ESPADA extracts grounded object tracks using Grounded-SAM2 and Video Depth Anything,
computes 3D gripper–object distances, and feeds structured cues into a VLM for scene summaries.
An LLM uses these cues to segment each trajectory into precision or casual spans.
Only casual spans are aggressively downsampled using replicate-before-downsample with geometric
consistency.
Dataset-wide labels are propagated using banded Dynamic Time Warping on proprioception–action features.

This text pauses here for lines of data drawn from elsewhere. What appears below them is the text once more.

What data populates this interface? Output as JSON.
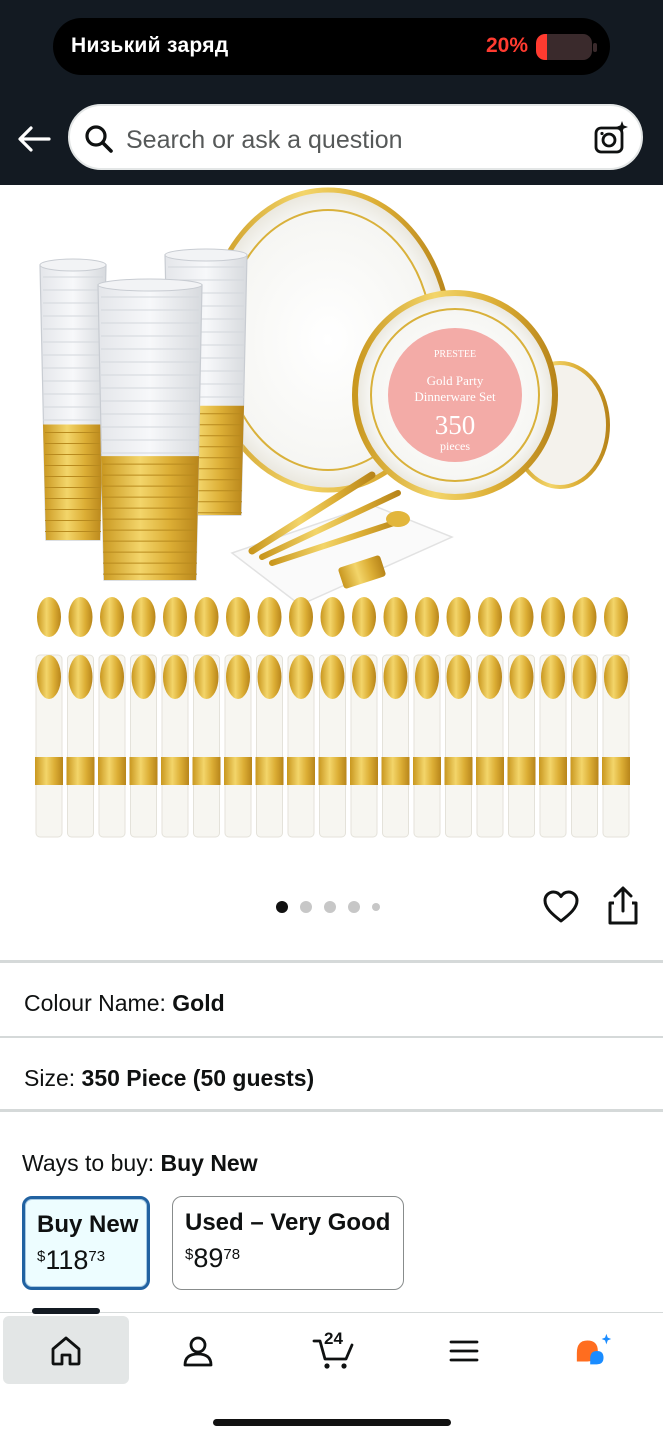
{
  "status_bar": {
    "battery_label": "Низький заряд",
    "battery_percent": "20%",
    "battery_level": 0.2,
    "battery_color": "#ff3b30"
  },
  "header": {
    "back_icon": "arrow-left-icon",
    "search_placeholder": "Search or ask a question",
    "search_icon": "search-icon",
    "camera_icon": "camera-sparkle-icon",
    "background_color": "#131a22"
  },
  "product_image": {
    "badge_brand": "PRESTEE",
    "badge_line1": "Gold Party",
    "badge_line2": "Dinnerware Set",
    "badge_number": "350",
    "badge_unit": "pieces",
    "accent_gold": "#d9b13b",
    "badge_pink": "#f2a7a4"
  },
  "carousel": {
    "dot_count": 5,
    "active_index": 0,
    "favorite_icon": "heart-icon",
    "share_icon": "share-icon"
  },
  "variations": {
    "colour_label": "Colour Name:",
    "colour_value": "Gold",
    "size_label": "Size:",
    "size_value": "350 Piece (50 guests)"
  },
  "ways_to_buy": {
    "label": "Ways to buy:",
    "value": "Buy New",
    "options": [
      {
        "label": "Buy New",
        "currency": "$",
        "whole": "118",
        "cents": "73",
        "selected": true
      },
      {
        "label": "Used – Very Good",
        "currency": "$",
        "whole": "89",
        "cents": "78",
        "selected": false
      }
    ],
    "selected_color": "#2162a1"
  },
  "bottom_nav": {
    "items": [
      "home-icon",
      "account-icon",
      "cart-icon",
      "menu-icon",
      "rufus-assistant-icon"
    ],
    "cart_count": "24",
    "active": "home-icon"
  }
}
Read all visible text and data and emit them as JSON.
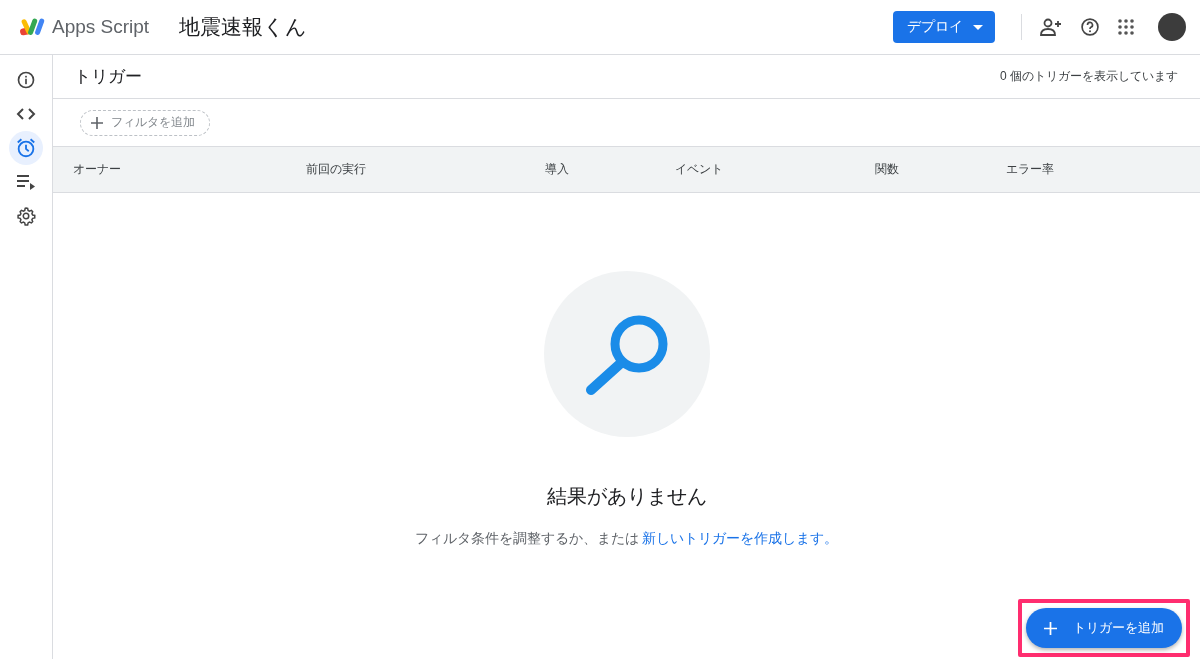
{
  "app": {
    "name": "Apps Script",
    "project_title": "地震速報くん"
  },
  "header": {
    "deploy_button": "デプロイ"
  },
  "sidebar": {
    "items": [
      {
        "kind": "info",
        "selected": false
      },
      {
        "kind": "code",
        "selected": false
      },
      {
        "kind": "alarm",
        "selected": true
      },
      {
        "kind": "executions",
        "selected": false
      },
      {
        "kind": "settings",
        "selected": false
      }
    ]
  },
  "page": {
    "title": "トリガー",
    "count_text": "0 個のトリガーを表示しています"
  },
  "filter": {
    "label": "フィルタを追加"
  },
  "table": {
    "columns": [
      "オーナー",
      "前回の実行",
      "導入",
      "イベント",
      "関数",
      "エラー率"
    ]
  },
  "empty_state": {
    "title": "結果がありません",
    "message": "フィルタ条件を調整するか、または ",
    "link": "新しいトリガーを作成します。"
  },
  "fab": {
    "label": "トリガーを追加",
    "highlighted": true
  }
}
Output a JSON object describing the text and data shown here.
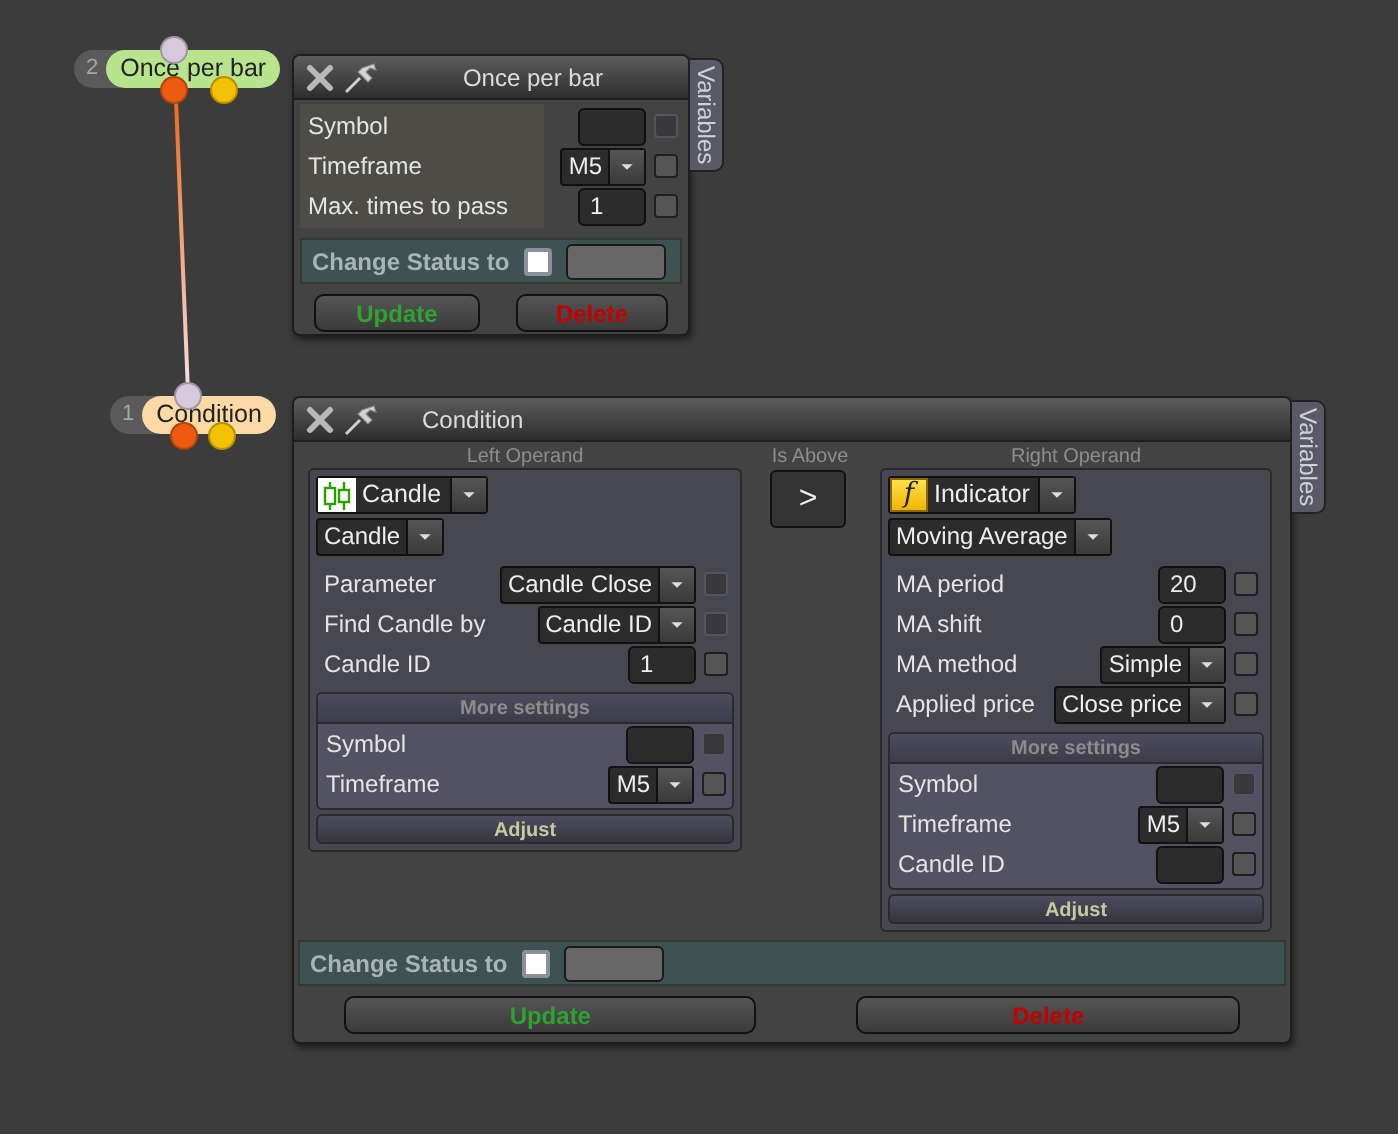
{
  "nodes": [
    {
      "number": "2",
      "label": "Once per bar",
      "color": "#b9e48e"
    },
    {
      "number": "1",
      "label": "Condition",
      "color": "#fdd9a6"
    }
  ],
  "windows": [
    {
      "kind": "simple",
      "title": "Once per bar",
      "side_tab": "Variables",
      "rows": [
        {
          "label": "Symbol",
          "kind": "input",
          "checkbox": {
            "checked": false,
            "disabled": true
          }
        },
        {
          "label": "Timeframe",
          "kind": "select",
          "value": "M5",
          "checkbox": {
            "checked": false,
            "disabled": false
          }
        },
        {
          "label": "Max. times to pass",
          "kind": "input",
          "value": "1",
          "checkbox": {
            "checked": false,
            "disabled": false
          }
        }
      ],
      "status": {
        "label": "Change Status to",
        "checked": false
      },
      "buttons": [
        {
          "label": "Update",
          "color": "#2fa22f"
        },
        {
          "label": "Delete",
          "color": "#c40000"
        }
      ]
    },
    {
      "kind": "condition",
      "title": "Condition",
      "side_tab": "Variables",
      "left_operand": {
        "heading": "Left Operand",
        "type": {
          "kind": "candle",
          "value": "Candle"
        },
        "subtype": "Candle",
        "rows": [
          {
            "label": "Parameter",
            "kind": "select",
            "value": "Candle Close",
            "checkbox": {
              "checked": false,
              "disabled": true
            }
          },
          {
            "label": "Find Candle by",
            "kind": "select",
            "value": "Candle ID",
            "checkbox": {
              "checked": false,
              "disabled": true
            }
          },
          {
            "label": "Candle ID",
            "kind": "input",
            "value": "1",
            "checkbox": {
              "checked": false,
              "disabled": false
            }
          }
        ],
        "more_settings": {
          "title": "More settings",
          "rows": [
            {
              "label": "Symbol",
              "kind": "input",
              "checkbox": {
                "checked": false,
                "disabled": true
              }
            },
            {
              "label": "Timeframe",
              "kind": "select",
              "value": "M5",
              "checkbox": {
                "checked": false,
                "disabled": false
              }
            }
          ]
        },
        "adjust": "Adjust"
      },
      "comparator": {
        "heading": "Is Above",
        "symbol": ">"
      },
      "right_operand": {
        "heading": "Right Operand",
        "type": {
          "kind": "function",
          "glyph": "f",
          "value": "Indicator"
        },
        "subtype": "Moving Average",
        "rows": [
          {
            "label": "MA period",
            "kind": "input",
            "value": "20",
            "checkbox": {
              "checked": false,
              "disabled": false
            }
          },
          {
            "label": "MA shift",
            "kind": "input",
            "value": "0",
            "checkbox": {
              "checked": false,
              "disabled": false
            }
          },
          {
            "label": "MA method",
            "kind": "select",
            "value": "Simple",
            "checkbox": {
              "checked": false,
              "disabled": false
            }
          },
          {
            "label": "Applied price",
            "kind": "select",
            "value": "Close price",
            "checkbox": {
              "checked": false,
              "disabled": false
            }
          }
        ],
        "more_settings": {
          "title": "More settings",
          "rows": [
            {
              "label": "Symbol",
              "kind": "input",
              "checkbox": {
                "checked": false,
                "disabled": true
              }
            },
            {
              "label": "Timeframe",
              "kind": "select",
              "value": "M5",
              "checkbox": {
                "checked": false,
                "disabled": false
              }
            },
            {
              "label": "Candle ID",
              "kind": "input",
              "checkbox": {
                "checked": false,
                "disabled": false
              }
            }
          ]
        },
        "adjust": "Adjust"
      },
      "status": {
        "label": "Change Status to",
        "checked": false
      },
      "buttons": [
        {
          "label": "Update",
          "color": "#2fa22f"
        },
        {
          "label": "Delete",
          "color": "#c40000"
        }
      ]
    }
  ]
}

Context- and Spatial-Aware Segmentation via VLM → LLM
Object tracking with interactive keyframe seeding
First, we obtain open-vocabulary tracks from demonstration videos using Grounded-SAM2. In addition to
text prompts, users can provide sparse keyframe annotations (boxes or point-groups) via a lightweight
UI. We maintain a label↔id mapping across keyframes and perform IoU-based association to
propagate
user labels to SAM2 track IDs. During propagation, we use a keep-alive strategy (bbox carry-over for
short outages) and periodic re-detection with Grounding DINO, reconnecting lost tracks via a score
that
mixes IoU and color-histogram similarity. This reduces fragmentations and preserves object identity
across occlusions.
To bootstrap object grounding, we first sample ~10 representative frames from episode 0 and feed them
into InternVL 3.5 to obtain a compact natural-language description of the overall task. For the same
frames, we apply Grounding DINO v2 to detect and segment task-relevant entities such as
left_gripper, right_gripper, and target objects (e.g.,
yellow_cup). If bounding box predictions fail for some frames, we allow lightweight
manual
correction (bounding box only) through the UI. The corrected boxes serve as anchors for SAM2, which
then
propagates object masks and bounding boxes consistently across the entire episode. This hybrid
strategy
(automatic detection + sparse manual fallback + SAM2 propagation) ensures that every frame obtains
reliable per-object segmentation, even under occlusion or detector failure.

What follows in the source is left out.